Le très saint bodhisattva Dizang
  
Cinq Dynasties, Xe siècle
Feuille imprimée, marouflée sur un support de papier, agrémentée de deux bandeaux d'encadrement imprimés en bleu, montée pour un accrochage vertical ; 10 colonnes sans réglure ; 4 à 15 caractères par colonne
40 x 16 cm ; bois : 25,4 x 16 cm
BNF, Manuscrits orientaux, Pelliot chinois 4514 (5)

Ce feuillet est une invocation au bodhisattva Dizang, Ksitigharbha en sanscrit, auquel les fidèles avaient généralement recours pour soulager de leurs tourments les âmes des défunts et leur apporter le salut. Il fait partie d'un ensemble d'un intérêt exceptionnel pour l'histoire de l'imprimerie. La grotte n 17 de Dunhuang a en effet livré, parmi des milliers de manuscrits, un petit nombre de textes imprimés avant la fin du Xe siècle, probablement d'origines diverses. Leur impression a été réalisée grâce au procédé de la xylographie : le texte manuscrit a d'abord été gravé en image inversée sur une planche de bois ; celle-ci est ensuite évidée de manière à ne laisser que les caractères en relief ; la feuille, posée sur la planche préalablement encrée, est imprimée grâce à un brossage léger du dos du papier et immédiatement enlevée. Cette technique, la plus courante pendant mille ans, permet de produire en série ce qu'on pourrait considérer comme des "manuscrits imprimés".
La plupart des imprimés sont de qualité ordinaire, destinés à des fidèles peu fortunés ou aux pèlerins de passage. Certains feuillets dont l'encrage est médiocre révèlent une grande usure de la planche ou une impression hâtive, signes manifestes d'un tirage pléthorique. Les plus beaux exemples proviendraient d'ateliers situés dans la province du Sichuan où des imprimés étaient vendus couramment sur les marchés dans la deuxième moitié du IXe siècle. La preuve est faite aussi de la présence d'ateliers d'imprimerie à Dunhuang même. Des officines monastiques suppléaient à la croissance exponentielle des besoins de la doctrine bouddhique qui prônait la plus large diffusion de la parole sainte par tous les moyens à la disposition des adeptes : peinture ou récitation, duplication manuelle ou à l'aide de moules ou de planches d'impression.
Les impressions d'images pieuses accompagnées d'un texte, dont on a retrouvé un certain nombre d'exemplaires, étaient sans doute destinées à l'usage privé d'un public dévot.

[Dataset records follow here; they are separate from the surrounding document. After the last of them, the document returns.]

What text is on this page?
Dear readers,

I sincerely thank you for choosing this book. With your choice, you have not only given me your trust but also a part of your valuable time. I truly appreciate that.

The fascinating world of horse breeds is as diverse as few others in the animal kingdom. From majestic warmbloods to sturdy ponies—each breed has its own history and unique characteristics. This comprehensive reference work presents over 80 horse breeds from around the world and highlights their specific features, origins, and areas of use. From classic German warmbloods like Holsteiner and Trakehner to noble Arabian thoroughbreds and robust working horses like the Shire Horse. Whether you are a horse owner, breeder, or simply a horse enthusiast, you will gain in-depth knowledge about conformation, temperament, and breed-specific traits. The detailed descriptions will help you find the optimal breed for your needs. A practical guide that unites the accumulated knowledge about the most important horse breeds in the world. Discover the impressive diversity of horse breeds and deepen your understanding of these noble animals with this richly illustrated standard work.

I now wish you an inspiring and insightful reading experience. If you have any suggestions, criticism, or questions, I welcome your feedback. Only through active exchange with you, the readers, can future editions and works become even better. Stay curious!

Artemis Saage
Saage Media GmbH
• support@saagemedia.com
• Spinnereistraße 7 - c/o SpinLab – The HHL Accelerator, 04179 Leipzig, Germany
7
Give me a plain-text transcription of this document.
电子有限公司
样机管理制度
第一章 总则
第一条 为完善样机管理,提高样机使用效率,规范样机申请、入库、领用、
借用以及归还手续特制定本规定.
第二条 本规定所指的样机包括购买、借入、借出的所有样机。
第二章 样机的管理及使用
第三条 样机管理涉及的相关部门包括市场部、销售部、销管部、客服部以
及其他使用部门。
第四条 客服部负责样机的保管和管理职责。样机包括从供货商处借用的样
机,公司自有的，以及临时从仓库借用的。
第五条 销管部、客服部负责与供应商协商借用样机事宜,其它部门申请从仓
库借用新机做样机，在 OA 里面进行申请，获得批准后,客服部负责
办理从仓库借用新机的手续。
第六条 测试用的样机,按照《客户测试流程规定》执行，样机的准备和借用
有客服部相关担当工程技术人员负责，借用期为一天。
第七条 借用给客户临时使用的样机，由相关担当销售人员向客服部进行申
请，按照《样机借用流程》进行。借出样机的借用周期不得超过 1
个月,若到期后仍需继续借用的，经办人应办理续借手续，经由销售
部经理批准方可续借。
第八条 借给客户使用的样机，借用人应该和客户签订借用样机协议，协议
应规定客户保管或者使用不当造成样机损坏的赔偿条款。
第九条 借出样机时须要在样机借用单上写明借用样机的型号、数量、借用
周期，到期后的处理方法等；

La xylographie permettait, sans grand investissement, de fournir à moindre prix des images d'une conformité religieuse irréprochable ; tout en encourageant la dévotion populaire, les monastères avaient ainsi l'avantage d'engranger des fonds supplémentaires.
Le feuillet est prolongé dans ses parties supérieure et inférieure par un papier décoré qui lui sert d'encadrement, zones qui sont désignées respectivement comme étant celles du Ciel et de la Terre. Ces bandeaux en papier ou en soie, colorés et à motifs, restent utilisés de nos jours pour les œuvres destinées à être suspendues. Une peinture chinoise n'est en effet bordée que sur deux côtés, les marges verticales étant étroites ou inexistantes.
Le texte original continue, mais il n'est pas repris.